Nur, was war das Sträuchlein denn nun überhaupt? Es handelte sich um eine Kletterspindel, aber keine von den vollständig immergrünen Arten, sondern möglicherweise um eine Euonymus japonicus - mein Exemplar behält jedenfalls nur in milden Wintern ein paar Blätter.

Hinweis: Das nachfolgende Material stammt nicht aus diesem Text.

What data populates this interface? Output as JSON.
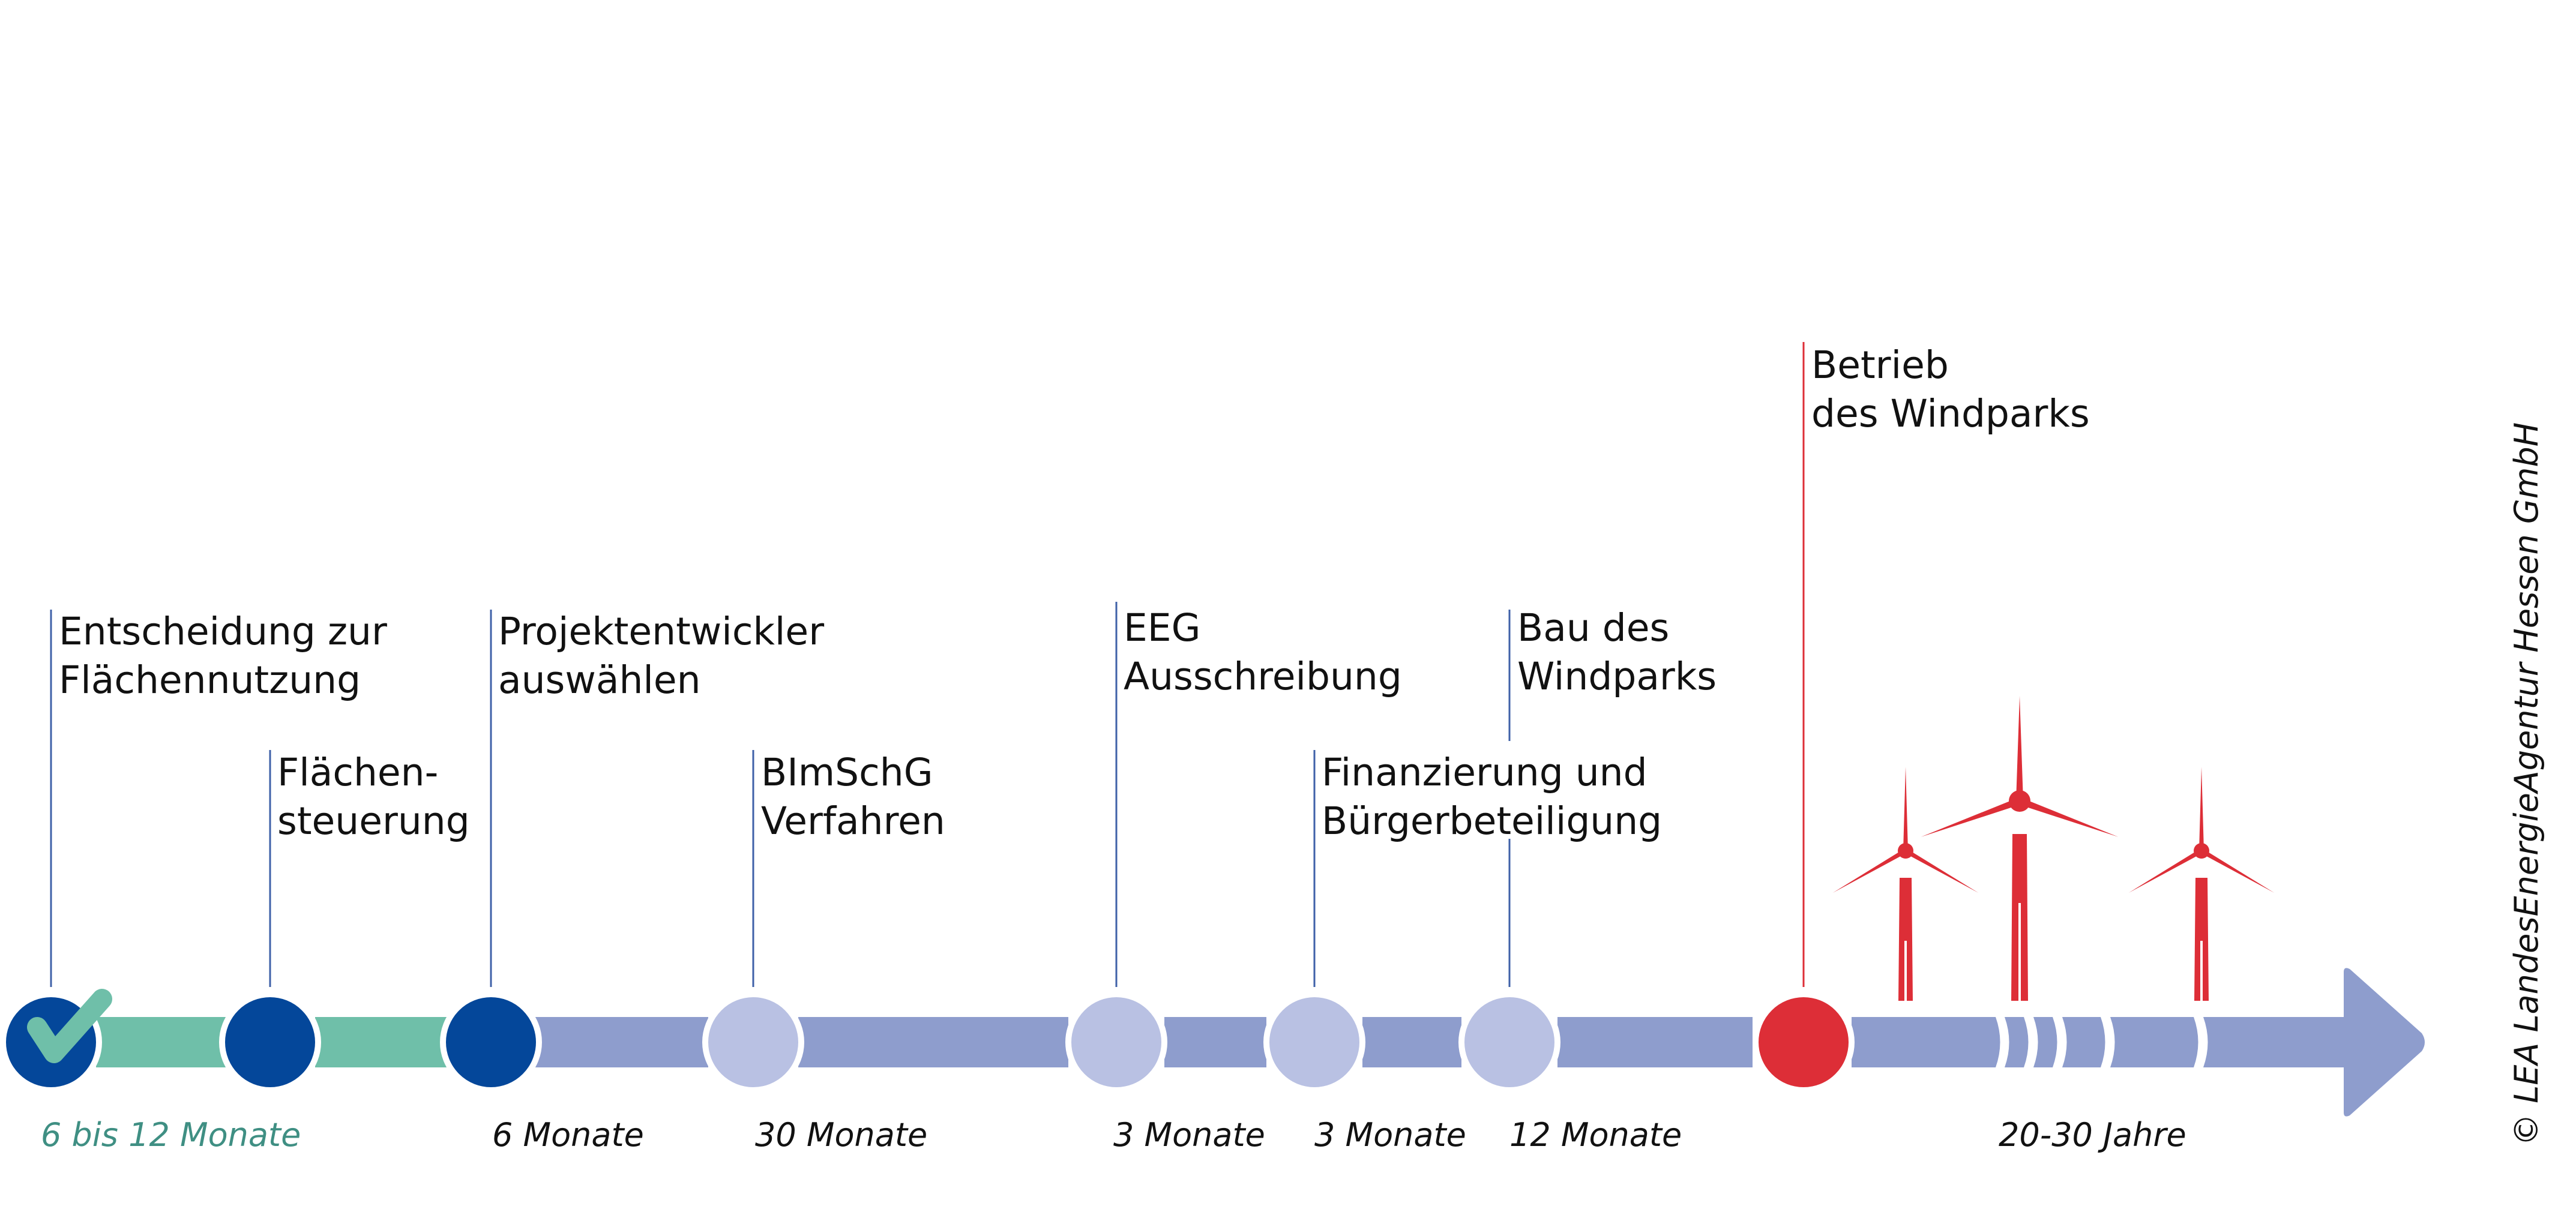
{
  "colors": {
    "track": "#8e9dcd",
    "track_done": "#6fbfa9",
    "milestone_done": "#04479a",
    "milestone_future": "#b9c1e3",
    "milestone_operation": "#dd2e37",
    "check": "#6fbfa9",
    "line_blue": "#3f61a8",
    "line_red": "#dd2e37",
    "turbine": "#dd2e37",
    "text": "#111111",
    "duration_done": "#3f8f83"
  },
  "icons": {
    "check": "check-icon",
    "turbine": "wind-turbine-icon",
    "arrow": "arrow-head-icon"
  },
  "steps": [
    {
      "label": "Entscheidung zur\nFlächennutzung",
      "status": "done-checked"
    },
    {
      "label": "Flächen-\nsteuerung",
      "status": "done"
    },
    {
      "label": "Projektentwickler\nauswählen",
      "status": "done"
    },
    {
      "label": "BImSchG\nVerfahren",
      "status": "future"
    },
    {
      "label": "EEG\nAusschreibung",
      "status": "future"
    },
    {
      "label": "Finanzierung und\nBürgerbeteiligung",
      "status": "future"
    },
    {
      "label": "Bau des\nWindparks",
      "status": "future"
    },
    {
      "label": "Betrieb\ndes Windparks",
      "status": "operation"
    }
  ],
  "durations": [
    {
      "text": "6 bis 12 Monate"
    },
    {
      "text": "6 Monate"
    },
    {
      "text": "30 Monate"
    },
    {
      "text": "3 Monate"
    },
    {
      "text": "3 Monate"
    },
    {
      "text": "12 Monate"
    },
    {
      "text": "20-30 Jahre"
    }
  ],
  "copyright": "© LEA LandesEnergieAgentur Hessen GmbH"
}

Wenn das gute Stück eine Hauswand oder den Terrassensichtschutz berankt, kann es sommers bestimmt so dicht werden, dass es zum gepflegten Brutgeschäft einlädt. Wurde es auf dem Balkon aber nicht. Die Kohlmeise kam trotzdem zum Nisten, wollte allerdings mit dem kleinen Euonymus nichts zu tun haben.
Schließlich zog ich um in ein Haus mit Garten und die Kletterspindel hatte schon wieder Glück: Sie durfte mit und nun richtigen Erdboden spüren, an der Terrassenwand. Sie kletterte auch brav ein bisschen daran herum, wurde immer höher, war aber nie ganz dicht. Geschlagene zehn Jahre lang hat meine Euonymus auf das Vogelschutzgehölz gepfiffen.
Letzten September dann kam ihre große Sternstunde: Es wurde geblüht, sehr zur Freude der hiesigen Randgruppen der Insektenwelt - der Wespen und Schmeißfliegen. Wochenlang herrschte reger Flugbetrieb - die ansonsten fliegenfangenden Wespen schlossen vor lauter Nektarrausch sogar Waffenstillstand mit der in Massen anwesenden Beute.
Im Winter öffneten sich die Früchte schließlich und man sah deutlich die Verwandtschaft zum heimischen Pfaffenhütchen, welches ja auch Rotkehlchenbrot genannt wird.
Im Winter öffneten sich die Früchte schließlich und man sah deutlich die Verwandtschaft zum heimischen Pfaffenhütchen, welches ja auch Rotkehlchenbrot genannt wird.
Nun doch mal endlich richtig Vogelschutz? Nun ja, seht selbst: Jetzt Ende Februar haben die Früchte deutlich an Spannkraft eingebüßt und hängen immer noch unangetastet herum.
Schade. Aber sei's drum - sowohl die Büte als auch die kleinen Früchtchen haben mir sehr gefallen, außerdem ist es vielleicht doch nur die Nähe zum Wohnhaus, die die Rotkehlchen von der Einweihung meines Vogelschutzgehölzes abhält.
Falls ihr also im Discounter einmal so einem notleidenden Strauch begegnet, rettet ihn ruhig und berichtet mir bitte, wie eure Erfahrungen mit seiner Naturschutztauglichkeit sind. Sachdienliche Hinweise nehme ich gerne entgegen!